Where the real margin sits
Think about what a three-to-five times capacity increase on a senior operator actually means.
A law firm's senior associate handling three times the matters at the same quality, a strategy consultant shipping three times the recommendations without dropping depth, an in-house analyst covering three times the territory on the same team. Same hours, same people, different ceiling.
That's not a tool upgrade, it's a capability shift, and the companies whose senior people have made the shift are pulling away from competitors whose people haven't. The €100 rents the tool from a vendor, but the integration is what creates the value, and the integration is what gets built inside the company.
The uncomfortable question
If you looked at your company's AI tool subscriptions right now, what would you find?

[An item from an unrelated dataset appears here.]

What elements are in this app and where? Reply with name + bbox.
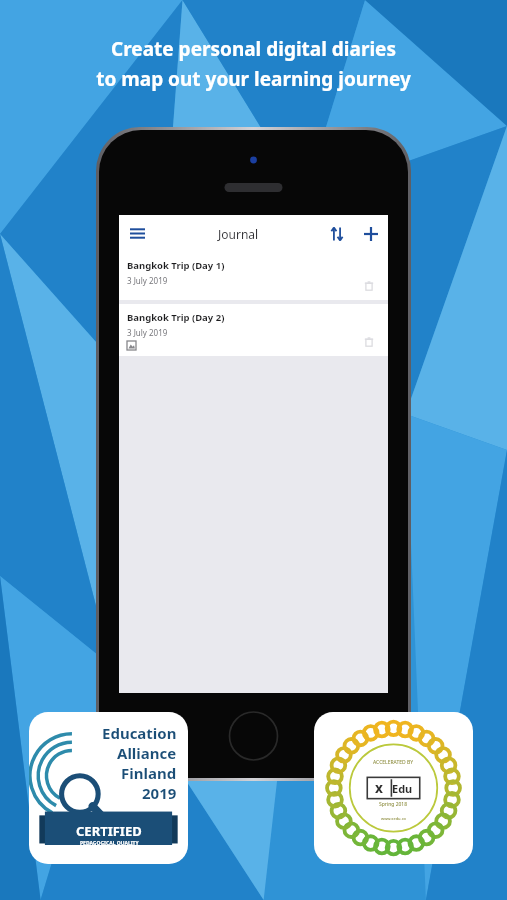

If the honest answer is "a few seats, some light usage, and a general feeling that AI hasn't delivered," you're running the tool-evaluation conversation. The €100 is still being counted, because nothing around it has been rebuilt.
That's the trap. The work around the tool hasn't changed, so the tool can only deliver what an unchanged workflow allows it to deliver.
The companies that move first are the ones that stop asking whether €100 is worth it, and start asking what their senior people's ceiling would look like if the work was rebuilt around what's now possible.